Application Montor

Started by bettman, April 21, 2021, 05:17:47 AM

Previous topic - Next topic

bettman

I was hoping someone could point me in the right direction.

We have a need to monitor licensed application usage (adobe, visio, project etc). In a nutshell, I am looking to write a script that stays resident and looks for any of the apps. If one is launched, it will write an entry in the registry. I can then inventory that data to figure out who is actually using the software and recoup a license if its not.

My question is, does anyone have an idea of how I can monitor for the launch of multiple exe's (visio.exe, project.exe etc)? I suppose I could load that list via an array and use an if appexist loop to do it but I don't think thats the best approach.

Any help would be appreciate.

td

You could consider researching either the WMI nstancecreationevent class

https://docs.microsoft.com/en-us/windows/win32/wmisdk/--instancecreationevent?redirectedfrom=MSDN

or the Win32_ProcessStartTrace class

https://docs.microsoft.com/en-us/previous-versions/windows/desktop/krnlprov/win32-processstarttrace?redirectedfrom=MSDN

I haven't ever tried to use either so no idea how well either class works.

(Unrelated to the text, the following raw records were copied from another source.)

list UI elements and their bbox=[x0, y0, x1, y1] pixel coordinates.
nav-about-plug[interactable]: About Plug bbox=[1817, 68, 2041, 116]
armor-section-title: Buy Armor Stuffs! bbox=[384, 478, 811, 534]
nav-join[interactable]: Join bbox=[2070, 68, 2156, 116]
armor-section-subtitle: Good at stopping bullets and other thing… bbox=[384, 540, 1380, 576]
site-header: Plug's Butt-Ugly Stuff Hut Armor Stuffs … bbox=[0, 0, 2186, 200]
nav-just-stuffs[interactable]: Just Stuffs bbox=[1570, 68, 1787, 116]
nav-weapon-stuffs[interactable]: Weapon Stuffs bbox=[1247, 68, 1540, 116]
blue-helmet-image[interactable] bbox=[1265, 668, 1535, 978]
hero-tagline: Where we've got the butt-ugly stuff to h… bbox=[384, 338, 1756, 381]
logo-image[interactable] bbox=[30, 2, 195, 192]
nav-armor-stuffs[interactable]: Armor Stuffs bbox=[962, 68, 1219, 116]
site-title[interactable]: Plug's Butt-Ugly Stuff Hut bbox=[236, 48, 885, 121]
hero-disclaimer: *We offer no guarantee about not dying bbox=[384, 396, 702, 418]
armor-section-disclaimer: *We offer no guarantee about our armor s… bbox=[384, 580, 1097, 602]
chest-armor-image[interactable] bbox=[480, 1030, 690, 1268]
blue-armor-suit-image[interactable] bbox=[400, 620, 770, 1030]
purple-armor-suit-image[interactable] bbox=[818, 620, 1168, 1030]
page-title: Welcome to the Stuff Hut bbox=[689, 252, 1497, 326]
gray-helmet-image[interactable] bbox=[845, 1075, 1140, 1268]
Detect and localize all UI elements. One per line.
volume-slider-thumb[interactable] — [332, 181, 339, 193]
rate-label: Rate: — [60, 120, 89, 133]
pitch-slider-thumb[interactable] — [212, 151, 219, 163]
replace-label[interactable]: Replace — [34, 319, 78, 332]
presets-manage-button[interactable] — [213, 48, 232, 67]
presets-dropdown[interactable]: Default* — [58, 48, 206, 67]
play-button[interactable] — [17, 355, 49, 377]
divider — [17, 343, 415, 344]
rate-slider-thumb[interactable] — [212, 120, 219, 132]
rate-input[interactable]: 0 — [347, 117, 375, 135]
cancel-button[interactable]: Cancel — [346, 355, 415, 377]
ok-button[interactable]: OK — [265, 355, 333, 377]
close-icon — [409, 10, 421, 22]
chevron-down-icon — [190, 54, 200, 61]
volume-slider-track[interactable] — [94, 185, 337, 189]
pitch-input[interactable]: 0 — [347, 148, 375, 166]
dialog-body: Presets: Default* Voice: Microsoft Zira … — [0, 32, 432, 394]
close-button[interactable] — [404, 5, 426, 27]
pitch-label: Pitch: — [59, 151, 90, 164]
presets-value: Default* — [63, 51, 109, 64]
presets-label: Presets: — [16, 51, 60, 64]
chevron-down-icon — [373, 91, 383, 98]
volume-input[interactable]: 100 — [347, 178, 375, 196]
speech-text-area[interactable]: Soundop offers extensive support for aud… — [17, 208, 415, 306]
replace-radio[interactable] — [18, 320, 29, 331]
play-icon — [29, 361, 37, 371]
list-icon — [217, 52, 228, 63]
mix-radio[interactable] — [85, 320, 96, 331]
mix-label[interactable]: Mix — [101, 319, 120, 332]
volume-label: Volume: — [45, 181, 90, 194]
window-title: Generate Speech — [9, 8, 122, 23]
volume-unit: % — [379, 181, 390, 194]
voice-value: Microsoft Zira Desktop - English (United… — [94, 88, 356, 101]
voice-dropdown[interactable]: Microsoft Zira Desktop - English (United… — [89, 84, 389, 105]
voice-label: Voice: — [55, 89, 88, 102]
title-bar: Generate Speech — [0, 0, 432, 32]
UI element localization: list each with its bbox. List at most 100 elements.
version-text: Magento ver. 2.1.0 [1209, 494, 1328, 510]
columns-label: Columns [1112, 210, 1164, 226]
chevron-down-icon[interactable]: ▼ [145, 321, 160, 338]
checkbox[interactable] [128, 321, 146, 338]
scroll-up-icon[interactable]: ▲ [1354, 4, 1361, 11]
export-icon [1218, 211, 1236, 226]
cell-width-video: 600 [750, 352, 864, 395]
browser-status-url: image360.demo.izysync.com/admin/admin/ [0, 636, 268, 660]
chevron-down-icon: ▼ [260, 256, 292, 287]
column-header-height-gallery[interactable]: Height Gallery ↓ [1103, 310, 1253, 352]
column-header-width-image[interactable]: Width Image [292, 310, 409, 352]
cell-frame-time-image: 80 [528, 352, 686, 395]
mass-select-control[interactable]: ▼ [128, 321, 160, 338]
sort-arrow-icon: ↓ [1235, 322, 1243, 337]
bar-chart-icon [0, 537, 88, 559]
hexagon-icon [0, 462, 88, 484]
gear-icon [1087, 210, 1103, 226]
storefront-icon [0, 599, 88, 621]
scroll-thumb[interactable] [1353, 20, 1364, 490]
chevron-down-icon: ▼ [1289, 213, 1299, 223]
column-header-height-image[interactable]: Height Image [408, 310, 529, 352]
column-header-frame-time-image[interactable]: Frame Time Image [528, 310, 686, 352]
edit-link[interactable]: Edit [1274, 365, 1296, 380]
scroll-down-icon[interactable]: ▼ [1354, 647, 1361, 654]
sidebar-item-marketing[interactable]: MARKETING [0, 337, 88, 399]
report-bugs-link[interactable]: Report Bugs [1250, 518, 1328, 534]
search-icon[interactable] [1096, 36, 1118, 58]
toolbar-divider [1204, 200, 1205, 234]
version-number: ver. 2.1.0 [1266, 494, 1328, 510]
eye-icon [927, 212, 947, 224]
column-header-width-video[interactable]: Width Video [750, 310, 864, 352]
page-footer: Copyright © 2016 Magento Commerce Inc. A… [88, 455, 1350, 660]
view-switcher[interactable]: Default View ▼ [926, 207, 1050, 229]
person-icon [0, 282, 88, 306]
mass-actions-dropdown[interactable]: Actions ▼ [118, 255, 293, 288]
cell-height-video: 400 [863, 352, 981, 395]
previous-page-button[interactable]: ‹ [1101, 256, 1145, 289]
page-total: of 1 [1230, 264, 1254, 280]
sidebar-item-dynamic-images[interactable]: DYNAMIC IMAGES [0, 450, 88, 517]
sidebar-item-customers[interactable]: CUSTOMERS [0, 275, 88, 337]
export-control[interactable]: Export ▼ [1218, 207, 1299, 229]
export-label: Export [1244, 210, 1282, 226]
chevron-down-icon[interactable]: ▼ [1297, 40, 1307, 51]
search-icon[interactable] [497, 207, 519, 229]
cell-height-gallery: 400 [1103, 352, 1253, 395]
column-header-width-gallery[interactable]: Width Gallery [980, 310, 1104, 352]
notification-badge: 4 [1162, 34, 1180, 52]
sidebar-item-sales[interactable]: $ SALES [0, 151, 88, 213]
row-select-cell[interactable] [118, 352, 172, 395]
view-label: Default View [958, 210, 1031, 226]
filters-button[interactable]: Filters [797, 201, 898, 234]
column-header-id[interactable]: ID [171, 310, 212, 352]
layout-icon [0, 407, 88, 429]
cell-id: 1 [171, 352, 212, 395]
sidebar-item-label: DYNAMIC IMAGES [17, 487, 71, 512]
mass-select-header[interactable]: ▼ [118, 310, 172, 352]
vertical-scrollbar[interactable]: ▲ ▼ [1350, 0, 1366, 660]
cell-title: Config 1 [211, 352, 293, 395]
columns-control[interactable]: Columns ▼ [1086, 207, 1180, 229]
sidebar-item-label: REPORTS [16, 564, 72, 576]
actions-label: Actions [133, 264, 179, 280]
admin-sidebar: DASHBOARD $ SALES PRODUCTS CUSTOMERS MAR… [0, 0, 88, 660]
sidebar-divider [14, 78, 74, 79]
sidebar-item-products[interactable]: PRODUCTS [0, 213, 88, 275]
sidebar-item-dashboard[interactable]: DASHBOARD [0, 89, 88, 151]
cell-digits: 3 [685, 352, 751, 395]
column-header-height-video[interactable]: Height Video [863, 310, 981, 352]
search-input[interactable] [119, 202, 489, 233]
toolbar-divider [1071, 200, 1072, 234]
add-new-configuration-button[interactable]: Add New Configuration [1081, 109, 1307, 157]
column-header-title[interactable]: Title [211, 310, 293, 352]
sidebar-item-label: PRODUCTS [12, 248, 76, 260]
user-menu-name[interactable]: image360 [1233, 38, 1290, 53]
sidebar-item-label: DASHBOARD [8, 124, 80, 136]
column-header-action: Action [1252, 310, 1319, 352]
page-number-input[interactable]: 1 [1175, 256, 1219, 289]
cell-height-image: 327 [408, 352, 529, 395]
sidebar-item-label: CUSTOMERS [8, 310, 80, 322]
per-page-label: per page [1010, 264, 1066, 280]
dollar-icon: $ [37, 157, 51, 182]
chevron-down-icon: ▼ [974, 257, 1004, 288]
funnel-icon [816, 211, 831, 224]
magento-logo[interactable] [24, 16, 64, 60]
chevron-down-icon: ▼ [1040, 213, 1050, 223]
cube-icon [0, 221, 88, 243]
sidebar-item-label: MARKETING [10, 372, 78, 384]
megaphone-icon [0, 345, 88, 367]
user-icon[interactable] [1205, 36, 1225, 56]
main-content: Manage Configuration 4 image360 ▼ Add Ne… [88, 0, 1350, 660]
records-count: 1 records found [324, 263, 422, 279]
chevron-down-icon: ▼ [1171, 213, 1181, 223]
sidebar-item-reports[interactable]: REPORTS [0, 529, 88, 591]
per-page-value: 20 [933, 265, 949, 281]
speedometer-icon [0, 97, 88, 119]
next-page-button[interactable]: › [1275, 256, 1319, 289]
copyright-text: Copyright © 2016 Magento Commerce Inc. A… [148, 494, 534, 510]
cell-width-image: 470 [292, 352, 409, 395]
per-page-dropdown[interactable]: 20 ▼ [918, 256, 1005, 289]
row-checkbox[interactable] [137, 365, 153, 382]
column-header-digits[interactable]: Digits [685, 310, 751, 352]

"No one who sees a peregrine falcon fly can ever forget the beauty and thrill of that flight."
  - Dr. Tom Cade

ChuckC

If there is the possibility that any of these applications may be launched, used and exited from while your script is not running, and you still need to detect that they were run, then one possible solution is to make use of the Windows Advanced Security Auditing feature.  Specifically, enabling successful audits for the "Detailed Tracking" category's "Audit Process Creation" subcategory will result in events being sent to the Security Eventlog for Event ID 4688.

Refer to the following for details of what's in the detailed data for the event record:

https://www.ultimatewindowssecurity.com/securitylog/encyclopedia/event.aspx?eventID=4688

Alternatively, one could enable global file system auditing and then modify the SACL [System ACL] to enable success [and possibly failed] access auditing for the executable file associated with each application.

Either of the above mentioned methods involves already having system-level administrative access to change audit policy and to optionally modify the SACL of files in the file system.  The same applies to reading the Security Eventlog.